Jan, who turned fifty that summer and had endured three breast cancer scares in her early thirties and forties, was afraid of an early death.
This is understandable. In 2003, the U.S. Cancer Statistics Working Group reported that one out of every four women diagnosed with breast cancer dies.

"The specter of a possible young death put fear in my face, the ugly thieving monster of it," Jan writes in her soulful story of spontaneous awakening: When Fear Falls Away.

The following morning when this mother of two teenagers went to see her radiologist at a Jamaica Plain hospital, in Massachusetts, she noticed a change.

"I really was not afraid today. I couldn't get over it. After the films were taken and then the waiting began, I watched myself sit comfortably in the waiting room, reading my magazine, paying attention to what it said, instead of how it always was in the past, looking at the pages but not really seeing them."

When Fear Falls Away is a "testimony to a life transformed – an ordinary, fully suffering life transformed." It is about a middle class American woman’s victory over her worries about children, guilt, others' opinions, health, money, and fear of death.

There's so much suffering in our world. Even those who appear to have everything going for them are hurting deep within. The big cars, mansions on beaches, and the latest electronic gadgets do not in themselves satisfy our deep yearning for inner peace. When Fear Falls Away tells of the ocean of joy that is possible for all of us when we turn within to the inner consciousness. Material joy is like a drop in that vast expanse of deep peace.

Theravada Buddhism teaches that "enlightenment consists of the complete eradication of craving and attachment." In Zen Buddhism, it comes through emptying of the mind. In Western Christian literature, enlightenment is union with God. In Orthodox Christianity, it is divinization, or the process of becoming God.

Many doors lead to enlightenment's interior castle and include various forms of spiritual practice: meditation, devotion, and prayer. Mathematical or philosophical abstraction and being in the presence of enlightened individuals are other doorways. Enlightenment can also happen spontaneously.

These experiences are ineffable, difficult to express in prosaic terms. In Western Culture the enlightened individual can be misdiagnosed as mad if the individual experiencing this breakthrough in consciousness is not sophisticated enough to check himself or herself. At a diner while she was having breakfast with Peter, her significant other, we see Jan struggling to control her overwhelming urge to go out to tell everyone eating: "Do you know how lucky you are to be alive?"

Enlightenment is the most sublime change any individual can experience.

"The world has not changed.

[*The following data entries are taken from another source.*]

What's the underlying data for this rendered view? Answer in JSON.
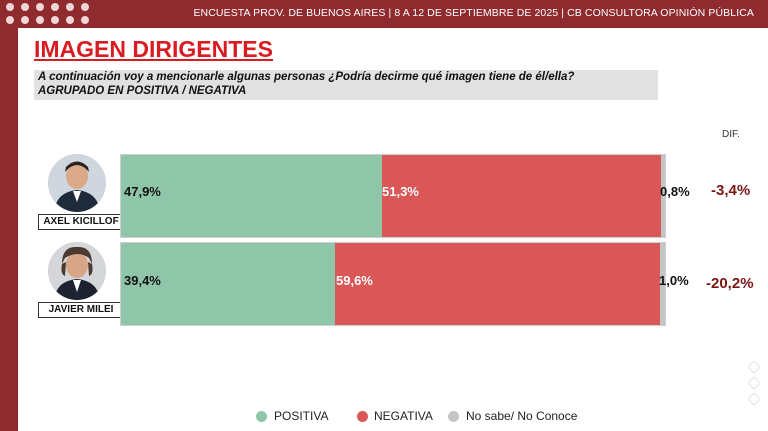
{
  "header": {
    "info": "ENCUESTA PROV. DE BUENOS AIRES | 8 A 12 DE SEPTIEMBRE DE 2025 | CB CONSULTORA OPINIÓN PÚBLICA"
  },
  "title": "IMAGEN DIRIGENTES",
  "question": {
    "line1": "A continuación voy a mencionarle algunas personas  ¿Podría decirme qué imagen tiene de él/ella?",
    "line2": "AGRUPADO EN POSITIVA / NEGATIVA"
  },
  "colors": {
    "brand": "#8f2a2e",
    "title": "#d91c22",
    "positiva": "#8fc5a8",
    "negativa": "#da5757",
    "nosabe": "#c4c4c4",
    "dif": "#7d1515"
  },
  "chart_data": {
    "type": "bar",
    "orientation": "horizontal",
    "stacked": true,
    "title": "IMAGEN DIRIGENTES",
    "dif_header": "DIF.",
    "categories": [
      "AXEL KICILLOF",
      "JAVIER MILEI"
    ],
    "series": [
      {
        "name": "POSITIVA",
        "values": [
          47.9,
          39.4
        ],
        "labels": [
          "47,9%",
          "39,4%"
        ]
      },
      {
        "name": "NEGATIVA",
        "values": [
          51.3,
          59.6
        ],
        "labels": [
          "51,3%",
          "59,6%"
        ]
      },
      {
        "name": "No sabe/ No Conoce",
        "values": [
          0.8,
          1.0
        ],
        "labels": [
          "0,8%",
          "1,0%"
        ]
      }
    ],
    "dif": [
      -3.4,
      -20.2
    ],
    "dif_labels": [
      "-3,4%",
      "-20,2%"
    ],
    "xlim": [
      0,
      100
    ],
    "legend_position": "bottom"
  }
}
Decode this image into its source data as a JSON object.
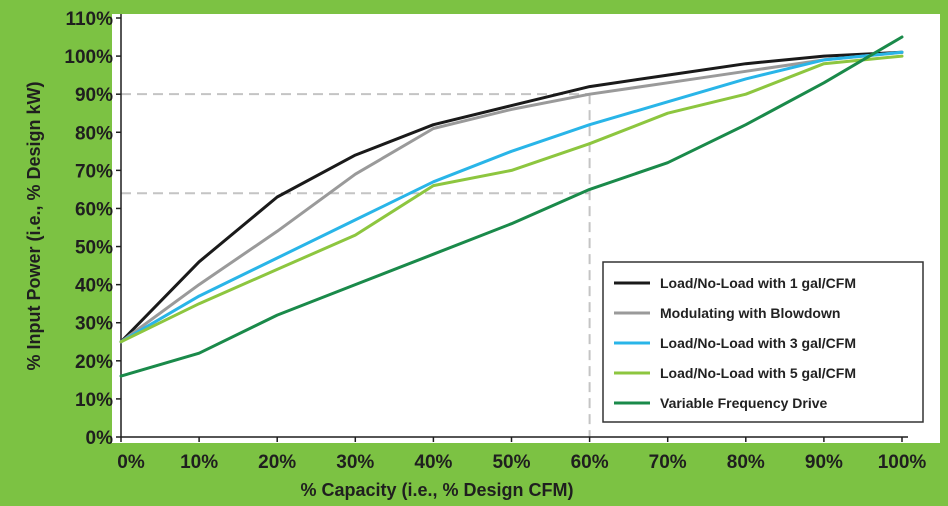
{
  "chart_data": {
    "type": "line",
    "title": "",
    "xlabel": "% Capacity (i.e., % Design CFM)",
    "ylabel": "% Input Power (i.e., % Design kW)",
    "x": [
      0,
      10,
      20,
      30,
      40,
      50,
      60,
      70,
      80,
      90,
      100
    ],
    "x_tick_labels": [
      "0%",
      "10%",
      "20%",
      "30%",
      "40%",
      "50%",
      "60%",
      "70%",
      "80%",
      "90%",
      "100%"
    ],
    "y_tick_labels": [
      "0%",
      "10%",
      "20%",
      "30%",
      "40%",
      "50%",
      "60%",
      "70%",
      "80%",
      "90%",
      "100%",
      "110%"
    ],
    "xlim": [
      0,
      100
    ],
    "ylim": [
      0,
      110
    ],
    "grid": false,
    "legend_position": "bottom-right",
    "series": [
      {
        "name": "Load/No-Load with 1 gal/CFM",
        "color": "#1a1a1a",
        "values": [
          25,
          46,
          63,
          74,
          82,
          87,
          92,
          95,
          98,
          100,
          101
        ]
      },
      {
        "name": "Modulating with Blowdown",
        "color": "#9a9a9a",
        "values": [
          25,
          40,
          54,
          69,
          81,
          86,
          90,
          93,
          96,
          99,
          101
        ]
      },
      {
        "name": "Load/No-Load with 3 gal/CFM",
        "color": "#29b5e8",
        "values": [
          25,
          37,
          47,
          57,
          67,
          75,
          82,
          88,
          94,
          99,
          101
        ]
      },
      {
        "name": "Load/No-Load with 5 gal/CFM",
        "color": "#8dc63f",
        "values": [
          25,
          35,
          44,
          53,
          66,
          70,
          77,
          85,
          90,
          98,
          100
        ]
      },
      {
        "name": "Variable Frequency Drive",
        "color": "#1a8a4a",
        "values": [
          16,
          22,
          32,
          40,
          48,
          56,
          65,
          72,
          82,
          93,
          105
        ]
      }
    ],
    "reference_lines": {
      "x": 60,
      "y": [
        90,
        64
      ]
    }
  }
}
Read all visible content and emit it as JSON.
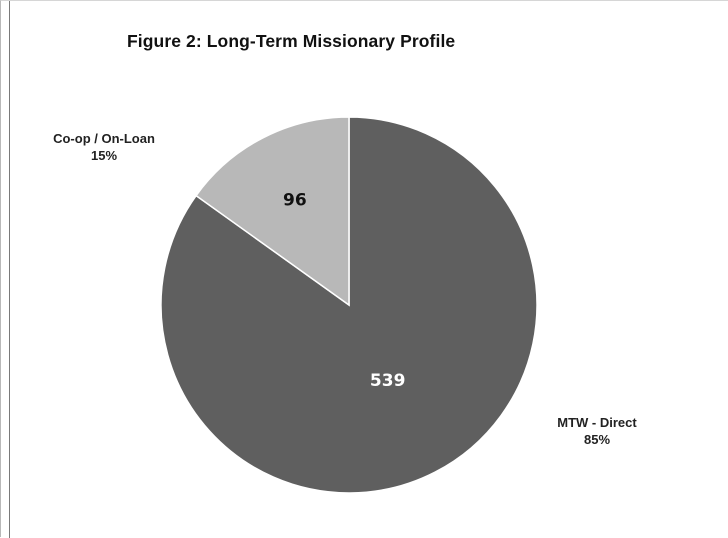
{
  "chart_data": {
    "type": "pie",
    "title": "Figure 2: Long-Term Missionary Profile",
    "categories": [
      "MTW - Direct",
      "Co-op / On-Loan"
    ],
    "values": [
      539,
      96
    ],
    "percent_labels": [
      "85%",
      "15%"
    ],
    "colors": [
      "#5f5f5f",
      "#b8b8b8"
    ],
    "value_label_colors": [
      "#ffffff",
      "#111111"
    ],
    "slice_border_color": "#ffffff",
    "legend": "none"
  }
}
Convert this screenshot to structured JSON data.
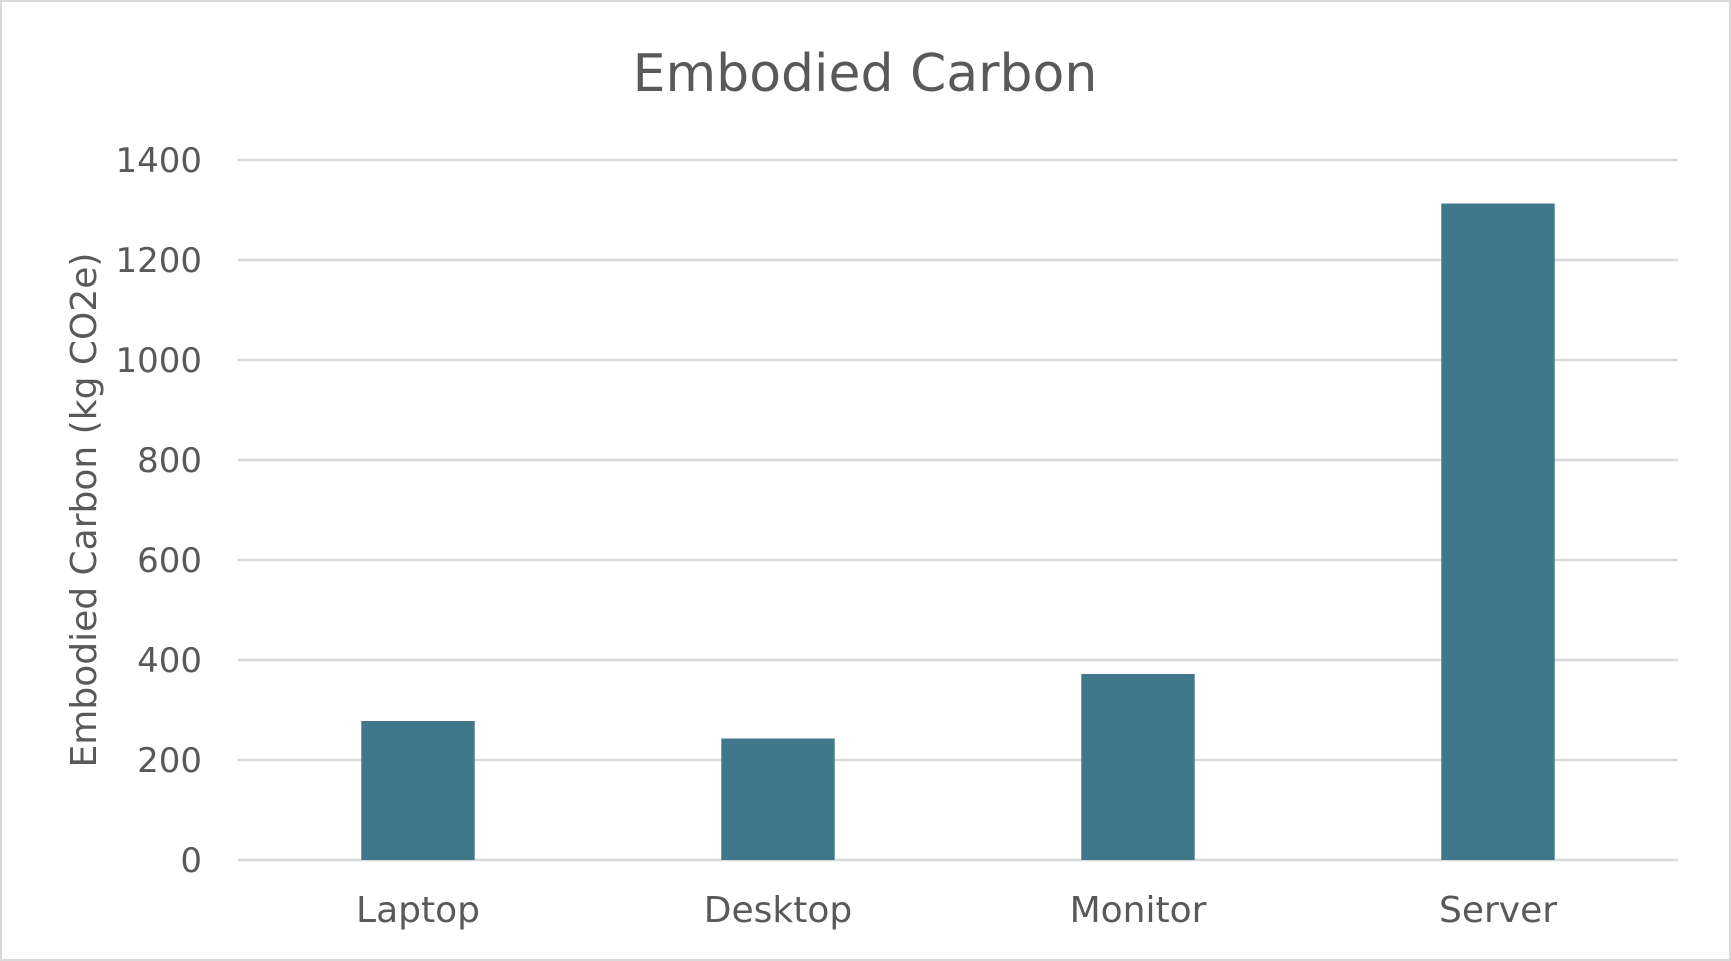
{
  "chart_data": {
    "type": "bar",
    "title": "Embodied Carbon",
    "xlabel": "",
    "ylabel": "Embodied Carbon (kg CO2e)",
    "categories": [
      "Laptop",
      "Desktop",
      "Monitor",
      "Server"
    ],
    "values": [
      278,
      243,
      372,
      1313
    ],
    "ylim": [
      0,
      1400
    ],
    "yticks": [
      0,
      200,
      400,
      600,
      800,
      1000,
      1200,
      1400
    ],
    "grid": true,
    "legend": "none",
    "colors": {
      "bar": "#41778a",
      "grid": "#d9d9d9",
      "text": "#595959"
    }
  }
}
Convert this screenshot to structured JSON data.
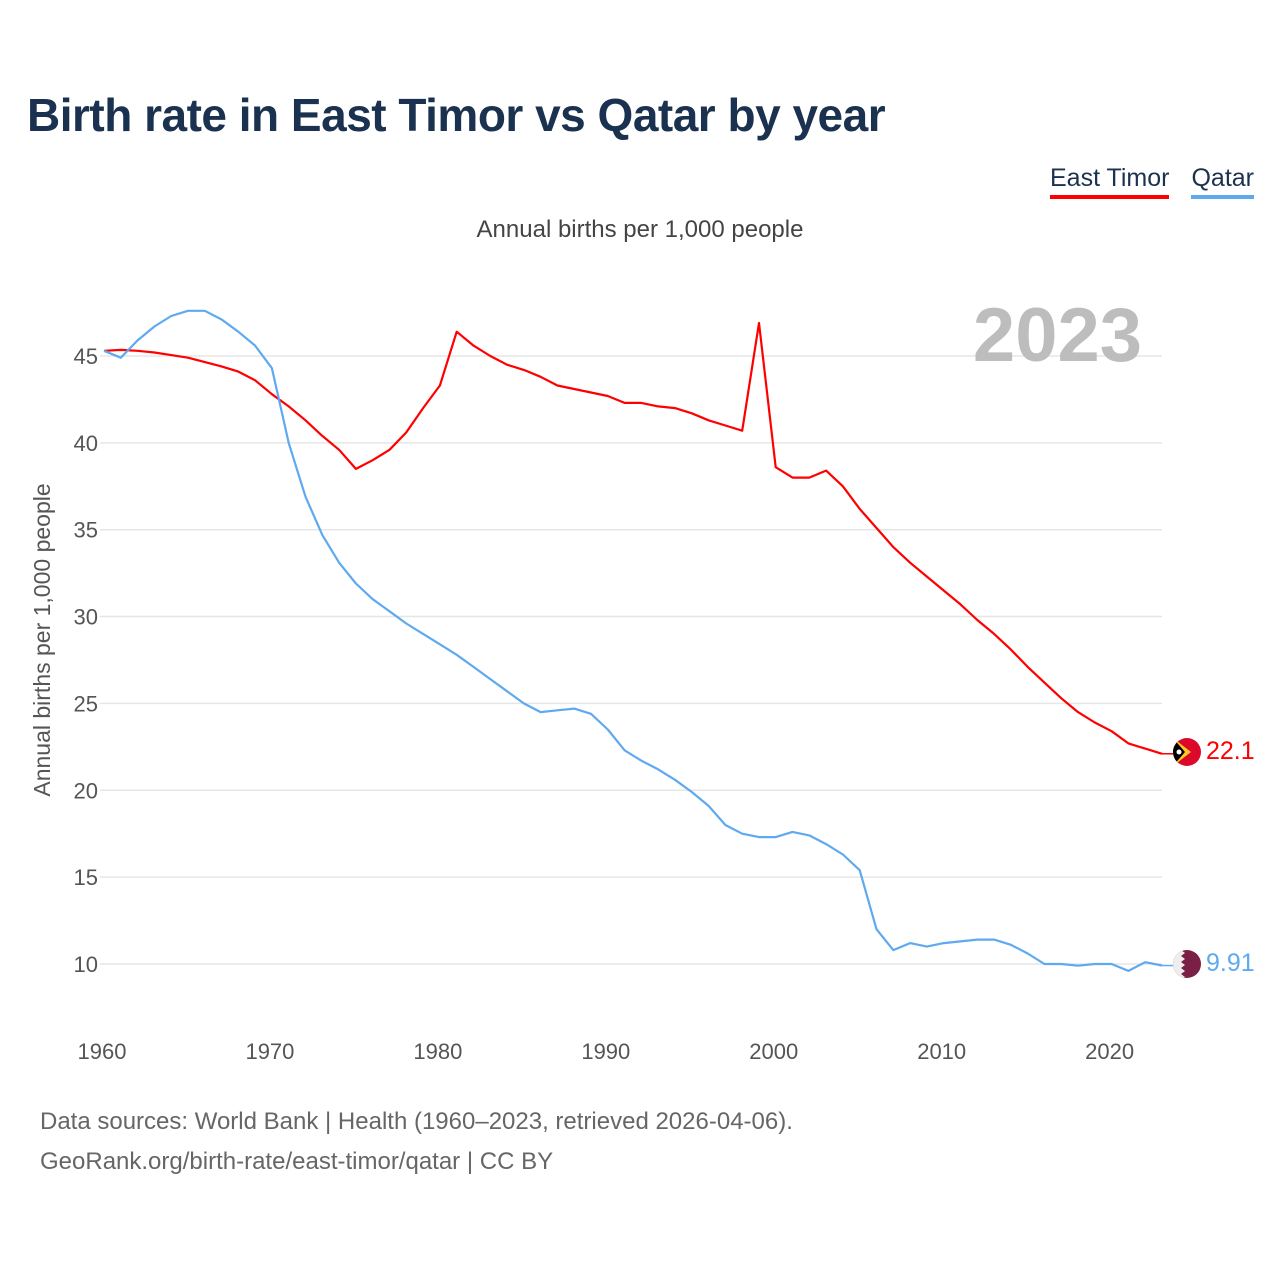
{
  "title": "Birth rate in East Timor vs Qatar by year",
  "subtitle": "Annual births per 1,000 people",
  "year_label": "2023",
  "footer": {
    "line1": "Data sources: World Bank | Health (1960–2023, retrieved 2026-04-06).",
    "line2": "GeoRank.org/birth-rate/east-timor/qatar | CC BY"
  },
  "chart_data": {
    "type": "line",
    "title": "Birth rate in East Timor vs Qatar by year",
    "xlabel": "",
    "ylabel": "Annual births per 1,000 people",
    "xlim": [
      1960,
      2023
    ],
    "ylim": [
      7.5,
      48
    ],
    "grid": true,
    "legend": "top-right",
    "xticks": [
      1960,
      1970,
      1980,
      1990,
      2000,
      2010,
      2020
    ],
    "yticks": [
      10,
      15,
      20,
      25,
      30,
      35,
      40,
      45
    ],
    "x_start": 1960,
    "series": [
      {
        "name": "East Timor",
        "color": "#ff0000",
        "end_label": "22.1",
        "flag": "east-timor-flag",
        "values": [
          45.3,
          45.35,
          45.3,
          45.2,
          45.05,
          44.9,
          44.65,
          44.4,
          44.1,
          43.6,
          42.8,
          42.1,
          41.3,
          40.4,
          39.6,
          38.5,
          39.0,
          39.6,
          40.6,
          42.0,
          43.3,
          46.4,
          45.6,
          45.0,
          44.5,
          44.2,
          43.8,
          43.3,
          43.1,
          42.9,
          42.7,
          42.3,
          42.3,
          42.1,
          42.0,
          41.7,
          41.3,
          41.0,
          40.7,
          46.9,
          38.6,
          38.0,
          38.0,
          38.4,
          37.5,
          36.2,
          35.1,
          34.0,
          33.1,
          32.3,
          31.5,
          30.7,
          29.8,
          29.0,
          28.1,
          27.1,
          26.2,
          25.3,
          24.5,
          23.9,
          23.4,
          22.7,
          22.4,
          22.1
        ]
      },
      {
        "name": "Qatar",
        "color": "#5ea9f0",
        "end_label": "9.91",
        "flag": "qatar-flag",
        "values": [
          45.3,
          44.9,
          45.9,
          46.7,
          47.3,
          47.6,
          47.6,
          47.1,
          46.4,
          45.6,
          44.3,
          40.0,
          36.9,
          34.7,
          33.1,
          31.9,
          31.0,
          30.3,
          29.6,
          29.0,
          28.4,
          27.8,
          27.1,
          26.4,
          25.7,
          25.0,
          24.5,
          24.6,
          24.7,
          24.4,
          23.5,
          22.3,
          21.7,
          21.2,
          20.6,
          19.9,
          19.1,
          18.0,
          17.5,
          17.3,
          17.3,
          17.6,
          17.4,
          16.9,
          16.3,
          15.4,
          12.0,
          10.8,
          11.2,
          11.0,
          11.2,
          11.3,
          11.4,
          11.4,
          11.1,
          10.6,
          10.0,
          10.0,
          9.9,
          10.0,
          10.0,
          9.6,
          10.1,
          9.91
        ]
      }
    ]
  }
}
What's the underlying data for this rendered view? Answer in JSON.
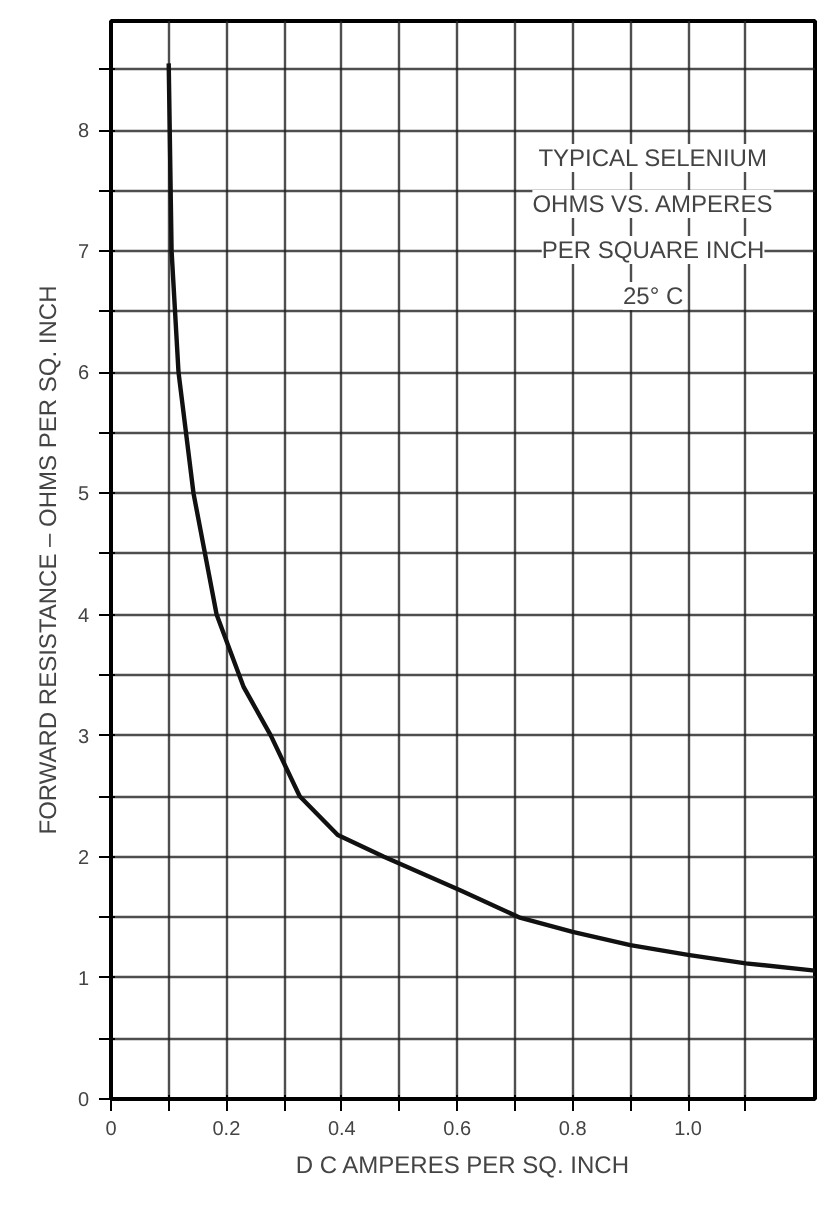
{
  "chart_data": {
    "type": "line",
    "xlabel": "D C AMPERES PER SQ. INCH",
    "ylabel": "FORWARD RESISTANCE – OHMS PER SQ. INCH",
    "annotations": [
      "TYPICAL SELENIUM",
      "OHMS VS. AMPERES",
      "PER SQUARE INCH",
      "25° C"
    ],
    "series": [
      {
        "color": "#111111",
        "x": [
          0.1,
          0.105,
          0.117,
          0.143,
          0.183,
          0.23,
          0.277,
          0.327,
          0.393,
          0.473,
          0.607,
          0.707,
          0.8,
          0.9,
          1.0,
          1.1,
          1.22
        ],
        "values": [
          8.55,
          7.0,
          6.0,
          5.0,
          4.0,
          3.4,
          3.0,
          2.5,
          2.18,
          2.0,
          1.72,
          1.5,
          1.38,
          1.27,
          1.19,
          1.12,
          1.06
        ]
      }
    ],
    "xlim": [
      0,
      1.22
    ],
    "ylim": [
      0,
      8.9
    ],
    "xticks": [
      0,
      {
        "value": 0.1,
        "label": null
      },
      0.2,
      {
        "value": 0.3,
        "label": null
      },
      0.4,
      {
        "value": 0.5,
        "label": null
      },
      0.6,
      {
        "value": 0.7,
        "label": null
      },
      0.8,
      {
        "value": 0.9,
        "label": null
      },
      {
        "value": 1.0,
        "label": "1.0"
      },
      {
        "value": 1.1,
        "label": null
      }
    ],
    "yticks": [
      0,
      {
        "value": 0.5,
        "label": null
      },
      1,
      {
        "value": 1.5,
        "label": null
      },
      2,
      {
        "value": 2.5,
        "label": null
      },
      3,
      {
        "value": 3.5,
        "label": null
      },
      4,
      {
        "value": 4.5,
        "label": null
      },
      5,
      {
        "value": 5.5,
        "label": null
      },
      6,
      {
        "value": 6.5,
        "label": null
      },
      7,
      {
        "value": 7.5,
        "label": null
      },
      8,
      {
        "value": 8.5,
        "label": null
      }
    ],
    "grid": true,
    "marker": "none",
    "line_style": "solid"
  }
}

It is the looker who has changed. But I keep having to hit myself upside the head to believe the world is its same self. I cannot believe it. It's like I want to say, What? It's been this way all along? You mean, I could have lived my whole life this way, spared myself all that pointless anguish?"

I have borrowed a copy of When Fear Falls Away from the local library for my significant other who is reading it. I have bought two copies: There are some books you skim and forget. There are some books you read to remember. And there are some books you study and keep. For me, Jan Frazier’s book is a book I will read and reread, marking it, making notes, getting clues and tracking down all the influences that have prepared Jan for this most wonderful of human experiences.